The military didn’t listen to Cpt. Hoctor’s concerns that holding Bradley on Suicide Risk watch when he was in no danger of harming himself was detrimental to Bradley’s mental health. A detainee earlier that year had killed himself at Quantico, and Cpt. Hoctor explained that officials were keenly aware of the high-level of media scrutiny in Bradley’s case and was exerting extreme caution. However, they had no psychiatric reason, he said, to keep him on POI watch or to remove his clothes, and that the restrictive treatment left Bradley isolated, stressed, and depressed.


Later, while Bradley was still on Suicide Risk, Cpt. Hoctor asked if Bradley could get more time to exercise, as his already-slim frame was dropping weight quickly. He recommended that Bradley be integrated into the prison population, as he was becoming withdrawn and hadn’t had contact with his peers in months. He also told officials that Bradley needed more time outside, since he was only getting 20 minutes each day. In addition to these specific requests, in his weekly reports on Bradley’s mental health, Cpt. Hoctor continually recommended that Bradley be removed from POI watch.

Unfortunately, “They had made up their mind” to keep Bradley on POI watch, Cpt. Hoctor said. Quantico officials refused each specific offer and continued to ignore his weekly calls for reduced confinement treatment, again giving no explanation.

Defense lawyer David Coombs asked Col. Hoctor if he thought Quantico was running the risk of of endangering Bradley Manning, and Col. Hoctor said yes, it was, as these conditions might have “unintended consequences.” Coombs asked how Col. Hoctor would describe officials who didn’t consider these effects, and he said, “callous.”


When Cpt. Hoctor expressed his concerns, and the fact that Bradley’s restrictive conditions should not be justified with mental health language, to Col. Robert Oltman, Security Battalion Commander in charge of Quantico, Col. Oltman told him that Cpt. Hoctor should continue to report weekly but that “we’ll do what we want to do,” and that Bradley would be on POI watch for the foreseeable future.

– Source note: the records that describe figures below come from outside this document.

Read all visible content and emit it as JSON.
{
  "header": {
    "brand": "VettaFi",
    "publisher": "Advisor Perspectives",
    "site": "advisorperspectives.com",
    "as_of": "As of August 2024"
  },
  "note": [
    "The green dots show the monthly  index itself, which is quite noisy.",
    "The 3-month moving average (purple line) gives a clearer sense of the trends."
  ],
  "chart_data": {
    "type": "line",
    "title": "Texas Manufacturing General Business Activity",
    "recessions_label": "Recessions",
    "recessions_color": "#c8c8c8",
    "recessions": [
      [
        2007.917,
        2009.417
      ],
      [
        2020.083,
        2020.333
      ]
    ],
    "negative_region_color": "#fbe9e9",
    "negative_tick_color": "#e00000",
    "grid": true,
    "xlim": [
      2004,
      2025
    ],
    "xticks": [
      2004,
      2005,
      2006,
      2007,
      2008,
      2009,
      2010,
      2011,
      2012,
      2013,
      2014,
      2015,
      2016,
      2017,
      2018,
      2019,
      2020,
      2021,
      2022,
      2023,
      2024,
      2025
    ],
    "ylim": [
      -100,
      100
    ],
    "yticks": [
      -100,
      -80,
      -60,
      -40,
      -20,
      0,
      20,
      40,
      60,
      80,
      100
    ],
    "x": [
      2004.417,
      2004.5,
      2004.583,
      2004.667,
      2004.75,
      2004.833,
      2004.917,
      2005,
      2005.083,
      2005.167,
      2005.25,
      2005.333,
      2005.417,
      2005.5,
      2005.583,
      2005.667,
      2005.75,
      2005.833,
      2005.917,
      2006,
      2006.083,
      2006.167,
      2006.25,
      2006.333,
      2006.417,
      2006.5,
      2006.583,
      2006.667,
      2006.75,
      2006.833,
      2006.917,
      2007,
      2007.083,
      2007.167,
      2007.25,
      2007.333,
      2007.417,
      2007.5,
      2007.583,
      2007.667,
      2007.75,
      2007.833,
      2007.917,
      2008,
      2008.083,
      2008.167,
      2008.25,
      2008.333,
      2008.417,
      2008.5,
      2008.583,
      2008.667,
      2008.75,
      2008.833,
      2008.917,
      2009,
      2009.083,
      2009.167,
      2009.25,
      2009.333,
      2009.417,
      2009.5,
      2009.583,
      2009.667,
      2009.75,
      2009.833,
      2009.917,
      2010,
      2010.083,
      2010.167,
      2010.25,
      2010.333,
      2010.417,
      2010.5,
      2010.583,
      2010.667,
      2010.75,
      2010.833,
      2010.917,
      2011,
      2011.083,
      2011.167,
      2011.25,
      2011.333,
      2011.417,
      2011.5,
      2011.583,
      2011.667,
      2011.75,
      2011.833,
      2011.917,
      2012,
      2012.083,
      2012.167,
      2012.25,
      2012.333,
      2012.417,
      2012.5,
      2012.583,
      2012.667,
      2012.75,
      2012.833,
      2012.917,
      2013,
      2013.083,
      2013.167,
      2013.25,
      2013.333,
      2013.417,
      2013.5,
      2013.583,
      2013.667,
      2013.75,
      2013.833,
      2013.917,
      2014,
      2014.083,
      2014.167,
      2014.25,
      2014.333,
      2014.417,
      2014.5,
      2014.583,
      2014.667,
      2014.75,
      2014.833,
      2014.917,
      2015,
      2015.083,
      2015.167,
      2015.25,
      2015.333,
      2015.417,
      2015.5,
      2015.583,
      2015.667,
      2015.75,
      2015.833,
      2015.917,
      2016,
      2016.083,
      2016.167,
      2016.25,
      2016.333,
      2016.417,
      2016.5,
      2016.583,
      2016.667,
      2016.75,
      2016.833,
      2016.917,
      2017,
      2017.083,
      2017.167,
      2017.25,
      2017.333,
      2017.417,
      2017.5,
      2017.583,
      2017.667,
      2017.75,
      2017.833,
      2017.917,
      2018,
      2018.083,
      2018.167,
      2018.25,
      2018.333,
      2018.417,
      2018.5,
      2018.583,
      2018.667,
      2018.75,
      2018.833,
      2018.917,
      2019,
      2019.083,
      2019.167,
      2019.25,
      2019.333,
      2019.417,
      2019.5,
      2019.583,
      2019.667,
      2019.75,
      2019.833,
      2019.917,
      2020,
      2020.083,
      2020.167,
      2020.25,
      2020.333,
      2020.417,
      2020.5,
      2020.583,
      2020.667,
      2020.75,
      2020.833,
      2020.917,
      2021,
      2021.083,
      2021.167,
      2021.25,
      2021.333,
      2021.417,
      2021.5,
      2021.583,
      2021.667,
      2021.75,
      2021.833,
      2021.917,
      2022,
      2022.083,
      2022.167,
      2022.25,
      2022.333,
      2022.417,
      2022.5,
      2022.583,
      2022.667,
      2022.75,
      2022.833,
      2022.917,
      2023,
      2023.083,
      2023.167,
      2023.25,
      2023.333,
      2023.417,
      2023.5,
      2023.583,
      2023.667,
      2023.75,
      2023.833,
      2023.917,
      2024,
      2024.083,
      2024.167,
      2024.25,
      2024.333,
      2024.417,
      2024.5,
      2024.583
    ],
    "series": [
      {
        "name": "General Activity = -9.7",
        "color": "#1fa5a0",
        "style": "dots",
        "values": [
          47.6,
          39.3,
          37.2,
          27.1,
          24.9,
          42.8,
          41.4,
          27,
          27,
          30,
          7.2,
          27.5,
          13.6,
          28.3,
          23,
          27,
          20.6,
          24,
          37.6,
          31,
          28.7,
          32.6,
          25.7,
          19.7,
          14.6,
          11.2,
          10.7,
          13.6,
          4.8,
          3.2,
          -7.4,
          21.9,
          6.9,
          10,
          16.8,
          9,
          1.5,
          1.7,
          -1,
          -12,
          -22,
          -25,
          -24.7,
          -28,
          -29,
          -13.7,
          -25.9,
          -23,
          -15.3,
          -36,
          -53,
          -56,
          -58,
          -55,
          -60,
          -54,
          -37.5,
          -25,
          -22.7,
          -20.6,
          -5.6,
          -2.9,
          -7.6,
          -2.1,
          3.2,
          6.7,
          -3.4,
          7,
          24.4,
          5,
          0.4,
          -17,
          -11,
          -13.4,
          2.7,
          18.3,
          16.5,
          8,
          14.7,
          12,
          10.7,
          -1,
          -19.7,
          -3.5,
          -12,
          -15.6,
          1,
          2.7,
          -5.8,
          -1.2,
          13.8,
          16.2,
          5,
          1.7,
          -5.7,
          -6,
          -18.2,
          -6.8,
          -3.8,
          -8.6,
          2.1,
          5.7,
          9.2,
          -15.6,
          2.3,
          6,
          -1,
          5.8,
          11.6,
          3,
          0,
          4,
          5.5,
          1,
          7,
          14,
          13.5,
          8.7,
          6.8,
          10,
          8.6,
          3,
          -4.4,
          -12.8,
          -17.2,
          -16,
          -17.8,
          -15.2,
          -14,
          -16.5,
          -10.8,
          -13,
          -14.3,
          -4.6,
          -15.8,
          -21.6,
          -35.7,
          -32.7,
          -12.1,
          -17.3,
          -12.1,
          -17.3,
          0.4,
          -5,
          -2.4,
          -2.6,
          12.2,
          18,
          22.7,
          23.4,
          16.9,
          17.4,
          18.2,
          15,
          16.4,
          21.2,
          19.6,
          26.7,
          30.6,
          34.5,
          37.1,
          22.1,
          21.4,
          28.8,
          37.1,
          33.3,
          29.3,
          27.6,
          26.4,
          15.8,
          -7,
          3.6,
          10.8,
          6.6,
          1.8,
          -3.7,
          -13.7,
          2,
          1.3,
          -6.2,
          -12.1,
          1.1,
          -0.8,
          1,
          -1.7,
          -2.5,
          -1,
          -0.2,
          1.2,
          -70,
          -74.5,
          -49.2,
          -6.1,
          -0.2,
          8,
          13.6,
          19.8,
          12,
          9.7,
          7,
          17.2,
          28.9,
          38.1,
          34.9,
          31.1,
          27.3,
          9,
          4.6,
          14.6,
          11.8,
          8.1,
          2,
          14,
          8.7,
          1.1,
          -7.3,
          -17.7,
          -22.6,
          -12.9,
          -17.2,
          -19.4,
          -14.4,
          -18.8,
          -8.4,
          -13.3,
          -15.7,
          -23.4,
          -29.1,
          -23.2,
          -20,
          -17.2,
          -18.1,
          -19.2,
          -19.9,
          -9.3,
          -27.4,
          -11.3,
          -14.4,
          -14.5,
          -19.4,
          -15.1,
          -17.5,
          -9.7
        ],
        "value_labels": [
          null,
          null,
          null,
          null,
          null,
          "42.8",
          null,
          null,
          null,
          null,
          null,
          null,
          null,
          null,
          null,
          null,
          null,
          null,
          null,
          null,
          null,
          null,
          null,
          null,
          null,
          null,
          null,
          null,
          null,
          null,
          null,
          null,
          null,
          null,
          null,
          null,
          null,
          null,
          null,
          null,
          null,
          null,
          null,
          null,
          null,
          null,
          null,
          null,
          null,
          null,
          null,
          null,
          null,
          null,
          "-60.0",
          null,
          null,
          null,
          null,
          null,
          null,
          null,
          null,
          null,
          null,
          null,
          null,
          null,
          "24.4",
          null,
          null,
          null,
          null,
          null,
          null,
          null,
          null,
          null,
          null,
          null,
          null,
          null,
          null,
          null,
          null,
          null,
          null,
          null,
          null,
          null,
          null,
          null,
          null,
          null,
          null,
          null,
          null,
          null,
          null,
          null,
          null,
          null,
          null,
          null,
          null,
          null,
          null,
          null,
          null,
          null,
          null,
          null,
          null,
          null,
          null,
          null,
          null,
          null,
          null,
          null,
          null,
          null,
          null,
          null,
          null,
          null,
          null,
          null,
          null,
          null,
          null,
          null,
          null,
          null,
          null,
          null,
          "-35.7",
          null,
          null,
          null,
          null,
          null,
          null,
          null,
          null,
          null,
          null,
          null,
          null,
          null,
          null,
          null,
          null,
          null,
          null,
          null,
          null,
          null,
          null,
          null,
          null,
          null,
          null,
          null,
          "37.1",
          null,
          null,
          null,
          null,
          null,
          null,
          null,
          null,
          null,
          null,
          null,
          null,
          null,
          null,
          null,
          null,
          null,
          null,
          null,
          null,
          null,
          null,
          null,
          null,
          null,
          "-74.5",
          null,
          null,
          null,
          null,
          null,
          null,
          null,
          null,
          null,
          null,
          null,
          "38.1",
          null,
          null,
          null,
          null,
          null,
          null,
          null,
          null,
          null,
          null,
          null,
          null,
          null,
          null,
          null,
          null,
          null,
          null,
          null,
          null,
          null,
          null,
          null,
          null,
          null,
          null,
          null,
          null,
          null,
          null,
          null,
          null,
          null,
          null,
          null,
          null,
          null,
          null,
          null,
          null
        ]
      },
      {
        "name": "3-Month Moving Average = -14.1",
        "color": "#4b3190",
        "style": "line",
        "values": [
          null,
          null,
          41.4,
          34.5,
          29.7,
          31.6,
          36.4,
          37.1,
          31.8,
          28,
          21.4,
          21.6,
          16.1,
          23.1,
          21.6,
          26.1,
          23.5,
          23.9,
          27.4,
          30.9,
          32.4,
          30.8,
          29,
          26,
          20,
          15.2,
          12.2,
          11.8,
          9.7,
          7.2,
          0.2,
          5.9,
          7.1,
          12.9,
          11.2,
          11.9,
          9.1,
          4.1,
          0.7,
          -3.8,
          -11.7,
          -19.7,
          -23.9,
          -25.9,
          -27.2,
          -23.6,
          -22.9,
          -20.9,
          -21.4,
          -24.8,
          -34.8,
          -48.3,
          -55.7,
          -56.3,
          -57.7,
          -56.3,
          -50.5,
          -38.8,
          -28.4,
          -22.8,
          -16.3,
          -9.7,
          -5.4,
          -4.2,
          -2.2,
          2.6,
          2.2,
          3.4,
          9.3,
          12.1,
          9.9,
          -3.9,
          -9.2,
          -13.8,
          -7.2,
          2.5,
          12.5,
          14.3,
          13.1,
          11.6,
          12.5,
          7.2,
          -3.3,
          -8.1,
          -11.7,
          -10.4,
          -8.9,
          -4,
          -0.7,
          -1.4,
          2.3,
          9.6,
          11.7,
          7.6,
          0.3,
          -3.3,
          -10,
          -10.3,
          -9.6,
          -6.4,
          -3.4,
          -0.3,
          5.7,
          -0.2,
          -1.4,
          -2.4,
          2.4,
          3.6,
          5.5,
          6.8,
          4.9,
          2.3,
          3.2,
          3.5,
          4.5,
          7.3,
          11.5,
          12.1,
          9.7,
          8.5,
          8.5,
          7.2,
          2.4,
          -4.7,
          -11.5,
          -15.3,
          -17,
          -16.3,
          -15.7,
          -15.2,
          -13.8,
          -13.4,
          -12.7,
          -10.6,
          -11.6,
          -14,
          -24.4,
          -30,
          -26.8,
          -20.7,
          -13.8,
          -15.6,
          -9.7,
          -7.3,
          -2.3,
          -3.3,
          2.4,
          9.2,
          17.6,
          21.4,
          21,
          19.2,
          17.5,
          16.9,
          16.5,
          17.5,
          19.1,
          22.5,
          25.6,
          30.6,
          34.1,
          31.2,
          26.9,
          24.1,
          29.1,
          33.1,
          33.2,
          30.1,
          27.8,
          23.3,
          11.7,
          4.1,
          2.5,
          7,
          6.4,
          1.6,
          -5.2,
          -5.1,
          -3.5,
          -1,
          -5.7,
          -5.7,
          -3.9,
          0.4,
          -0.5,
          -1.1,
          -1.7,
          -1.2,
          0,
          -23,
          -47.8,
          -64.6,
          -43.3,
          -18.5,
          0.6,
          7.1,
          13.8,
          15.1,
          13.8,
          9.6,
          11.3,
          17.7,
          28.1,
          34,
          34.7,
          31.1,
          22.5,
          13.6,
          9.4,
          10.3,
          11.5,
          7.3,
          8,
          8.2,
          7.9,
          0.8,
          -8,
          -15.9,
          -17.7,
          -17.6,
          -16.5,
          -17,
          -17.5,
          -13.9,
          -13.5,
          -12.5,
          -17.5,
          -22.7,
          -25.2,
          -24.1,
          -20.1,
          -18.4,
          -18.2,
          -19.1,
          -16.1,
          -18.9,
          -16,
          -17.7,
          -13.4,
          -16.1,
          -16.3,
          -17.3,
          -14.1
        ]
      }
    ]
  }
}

This made Cpt. Hoctor the “angriest [he’d] been in a long time,” as the treatment was “senseless,” had no psychiatric justification, and a Battalion Commander had never before said outright that such a confinement statues would continue indefinitely regardless of his recommendations. He also said that this treatment could harm Bradley, as “everyone has limits,” though “he’d been strong.”